The broken glass was still falling from the shattered deck lights when he reached Section Six. The young woman was unhurt, but she was very pale, and the gray eyes were full of terror.
“Don’t faint,” said Brant very gently, though he was wondering what he should do in case she did. “It is all over now, I think.”
“But the others?” she faltered.
“Let us hope that the other cars have kept the track—that it is only the ‘wreck of the Hesperus.’”
She smiled at the conceit, and asked what they should do.
“If you will promise not to faint while I am gone, I’ll go and find out. There is no danger now.”
“I’m not going to faint; but please don’t be gone long.”
He was back in a moment, gathering up her belongings.
“There is nothing smashed but our car,” he explained. “They will leave flagmen with it, and go on to Denver with the remainder of the train. Will you take my arm?”
The wrecked sleeper was already surrounded by a throng of curious passengers and anxious trainmen, and ready hands were extended to help them down from the uptilted platform. But Brant put them all aside, and lifted his companion to the ground as if the right were his alone.

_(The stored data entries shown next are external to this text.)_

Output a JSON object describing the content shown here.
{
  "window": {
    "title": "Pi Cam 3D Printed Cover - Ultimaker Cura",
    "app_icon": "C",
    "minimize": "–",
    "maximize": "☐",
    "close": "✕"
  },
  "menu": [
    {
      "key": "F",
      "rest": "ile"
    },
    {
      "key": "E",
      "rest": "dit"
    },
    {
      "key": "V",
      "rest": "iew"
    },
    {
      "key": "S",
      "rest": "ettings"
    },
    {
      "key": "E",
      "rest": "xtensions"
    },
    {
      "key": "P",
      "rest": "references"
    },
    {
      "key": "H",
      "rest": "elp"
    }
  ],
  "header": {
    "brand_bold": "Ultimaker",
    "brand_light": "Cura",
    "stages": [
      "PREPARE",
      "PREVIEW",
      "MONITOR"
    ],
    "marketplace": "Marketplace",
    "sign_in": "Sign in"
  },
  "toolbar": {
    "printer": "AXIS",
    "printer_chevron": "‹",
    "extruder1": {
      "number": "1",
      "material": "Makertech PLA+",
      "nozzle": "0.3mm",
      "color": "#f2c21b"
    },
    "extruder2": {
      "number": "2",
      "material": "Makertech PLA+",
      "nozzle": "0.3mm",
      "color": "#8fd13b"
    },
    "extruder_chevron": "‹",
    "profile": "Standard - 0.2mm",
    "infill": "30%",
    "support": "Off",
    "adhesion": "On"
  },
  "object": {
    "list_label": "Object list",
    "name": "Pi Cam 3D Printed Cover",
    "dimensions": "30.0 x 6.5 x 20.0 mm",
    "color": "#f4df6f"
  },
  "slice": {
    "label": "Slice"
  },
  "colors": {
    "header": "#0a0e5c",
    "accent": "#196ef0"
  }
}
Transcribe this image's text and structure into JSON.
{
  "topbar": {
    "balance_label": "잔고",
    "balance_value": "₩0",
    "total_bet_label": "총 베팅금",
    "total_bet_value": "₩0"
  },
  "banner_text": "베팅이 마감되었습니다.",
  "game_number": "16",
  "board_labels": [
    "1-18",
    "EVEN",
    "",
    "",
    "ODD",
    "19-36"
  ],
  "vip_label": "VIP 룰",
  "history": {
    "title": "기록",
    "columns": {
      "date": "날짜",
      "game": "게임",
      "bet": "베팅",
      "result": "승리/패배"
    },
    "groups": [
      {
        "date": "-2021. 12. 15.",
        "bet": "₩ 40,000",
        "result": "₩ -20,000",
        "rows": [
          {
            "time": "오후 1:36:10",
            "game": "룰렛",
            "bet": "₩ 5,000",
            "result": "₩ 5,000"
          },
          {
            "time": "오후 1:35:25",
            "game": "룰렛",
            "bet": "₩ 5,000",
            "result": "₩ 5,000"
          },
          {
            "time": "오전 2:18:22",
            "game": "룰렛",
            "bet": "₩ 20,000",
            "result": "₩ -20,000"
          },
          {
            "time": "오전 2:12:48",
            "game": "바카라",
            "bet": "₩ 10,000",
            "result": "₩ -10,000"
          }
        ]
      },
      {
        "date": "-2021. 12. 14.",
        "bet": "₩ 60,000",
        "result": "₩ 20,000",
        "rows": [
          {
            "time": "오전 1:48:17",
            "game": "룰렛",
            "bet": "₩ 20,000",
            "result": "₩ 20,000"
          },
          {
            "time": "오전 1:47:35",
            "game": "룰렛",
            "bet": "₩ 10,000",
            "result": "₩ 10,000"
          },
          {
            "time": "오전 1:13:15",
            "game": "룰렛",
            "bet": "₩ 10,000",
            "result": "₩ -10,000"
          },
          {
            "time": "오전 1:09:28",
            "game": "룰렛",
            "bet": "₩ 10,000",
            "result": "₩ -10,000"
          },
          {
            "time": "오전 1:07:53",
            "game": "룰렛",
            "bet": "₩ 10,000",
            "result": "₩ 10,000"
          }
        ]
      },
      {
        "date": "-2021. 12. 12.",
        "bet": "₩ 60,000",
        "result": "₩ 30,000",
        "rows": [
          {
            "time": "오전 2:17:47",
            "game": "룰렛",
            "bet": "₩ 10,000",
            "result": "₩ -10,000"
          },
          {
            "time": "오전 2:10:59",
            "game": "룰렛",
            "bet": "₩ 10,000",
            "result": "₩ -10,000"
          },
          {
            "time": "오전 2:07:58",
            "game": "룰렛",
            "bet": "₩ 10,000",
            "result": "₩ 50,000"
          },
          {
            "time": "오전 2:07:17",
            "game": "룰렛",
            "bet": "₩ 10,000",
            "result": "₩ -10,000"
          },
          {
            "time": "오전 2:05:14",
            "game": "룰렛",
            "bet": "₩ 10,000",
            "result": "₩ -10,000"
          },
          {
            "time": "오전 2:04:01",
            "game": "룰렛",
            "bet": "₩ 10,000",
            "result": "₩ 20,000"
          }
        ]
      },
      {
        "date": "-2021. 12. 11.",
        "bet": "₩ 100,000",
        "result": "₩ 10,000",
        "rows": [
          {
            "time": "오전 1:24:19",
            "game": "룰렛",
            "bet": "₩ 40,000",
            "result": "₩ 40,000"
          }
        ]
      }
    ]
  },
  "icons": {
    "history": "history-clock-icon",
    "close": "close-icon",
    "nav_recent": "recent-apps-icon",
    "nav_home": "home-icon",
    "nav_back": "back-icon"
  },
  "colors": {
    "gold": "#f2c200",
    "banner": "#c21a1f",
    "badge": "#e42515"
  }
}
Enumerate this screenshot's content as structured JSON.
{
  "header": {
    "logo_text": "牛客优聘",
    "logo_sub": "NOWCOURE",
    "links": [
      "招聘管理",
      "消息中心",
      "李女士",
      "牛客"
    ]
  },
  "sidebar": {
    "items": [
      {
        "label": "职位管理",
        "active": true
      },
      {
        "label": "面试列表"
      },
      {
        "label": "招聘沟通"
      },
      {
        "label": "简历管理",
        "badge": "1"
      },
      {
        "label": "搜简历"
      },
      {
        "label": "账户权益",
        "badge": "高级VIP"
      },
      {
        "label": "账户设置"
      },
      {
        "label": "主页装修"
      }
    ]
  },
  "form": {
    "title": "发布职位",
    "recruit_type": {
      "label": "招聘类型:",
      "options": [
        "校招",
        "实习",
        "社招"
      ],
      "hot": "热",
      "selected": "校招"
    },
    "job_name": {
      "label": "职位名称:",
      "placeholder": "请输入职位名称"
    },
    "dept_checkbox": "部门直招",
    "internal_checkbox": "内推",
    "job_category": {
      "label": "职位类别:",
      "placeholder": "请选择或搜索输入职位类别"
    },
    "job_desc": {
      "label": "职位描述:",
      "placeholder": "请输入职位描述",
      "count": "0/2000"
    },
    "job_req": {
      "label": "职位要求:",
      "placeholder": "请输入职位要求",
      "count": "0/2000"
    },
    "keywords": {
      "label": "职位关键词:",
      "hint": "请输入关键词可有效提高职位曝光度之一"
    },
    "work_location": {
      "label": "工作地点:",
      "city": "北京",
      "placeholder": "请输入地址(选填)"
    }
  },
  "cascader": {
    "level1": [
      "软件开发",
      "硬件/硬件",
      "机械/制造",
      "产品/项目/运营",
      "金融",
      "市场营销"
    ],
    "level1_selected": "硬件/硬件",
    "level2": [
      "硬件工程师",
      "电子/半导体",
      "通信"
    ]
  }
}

“It is all right, Mr. Harker,” he said, singling out the conductor. “I mean, we are all out. There was no one else in the car except the porter, and he isn’t hurt.”
They made their way through the throng of curious ones, and so on down the track to the train. Brant found a seat in the day coach, disposed his charge comfortably therein, and then, once more laying hold of his courage, sat down beside her.
“I am not going to leave you again until I see you safe in Denver,” he asserted; “that is, unless you send me away.”
“I didn’t send you away this morning,” she rejoined, with a smile that went far toward making him forget for the moment who and what he was.
“I know you didn’t; but you had a right to. And after what I had done, there was nothing for it but to take myself off.”
She did not speak until the train was once more lurching on its way. Then she said: “I thought at the time you were very patient; and—and I think so still.”
“Do you, really? That is very good of you; but I think I don’t deserve it. My first thought should have been for you, and I might have kept my temper for another half minute.”
Now this young woman could rejoice in an excellent upbringing, as will presently appear, and she knew perfectly well that Brant was right. But where is the woman, old or young, who does not secretly glory in a vigorous championship of her rights, even at the expense of the proprieties?
So she spoke him fair, telling him that she was sending for him at the moment of the accident to thank him and to pay him for her supper. Nay, more: she made the next two hours so pleasant for him that they were as but a watch in the night, and their flitting seemed to push his life in the camps into a comfortably remote past.
And so they chatted amicably until the outlying lights of Denver began to flash past the windows; and then Brant bethought him of her further well-being.
“Will there be some one at the train to meet you?” he inquired.
“No; but my street-car line is only a block from the depot, and the car takes me almost to our door.”
“I will put you on the car,” he said; and this he did some few minutes later, bidding her “Good night,” and standing in the street to catch a last glimpse of her as the car droned away to the northward. Then he turned away to seek a hotel, and was well uptown before he remembered that he had not thought to ask her address, or to ask if he might call upon her.
“But that is all right,” he mused. “Denver isn’t London, and if I can ever pull myself up into the ranks of the well-behaved, I shall find her.”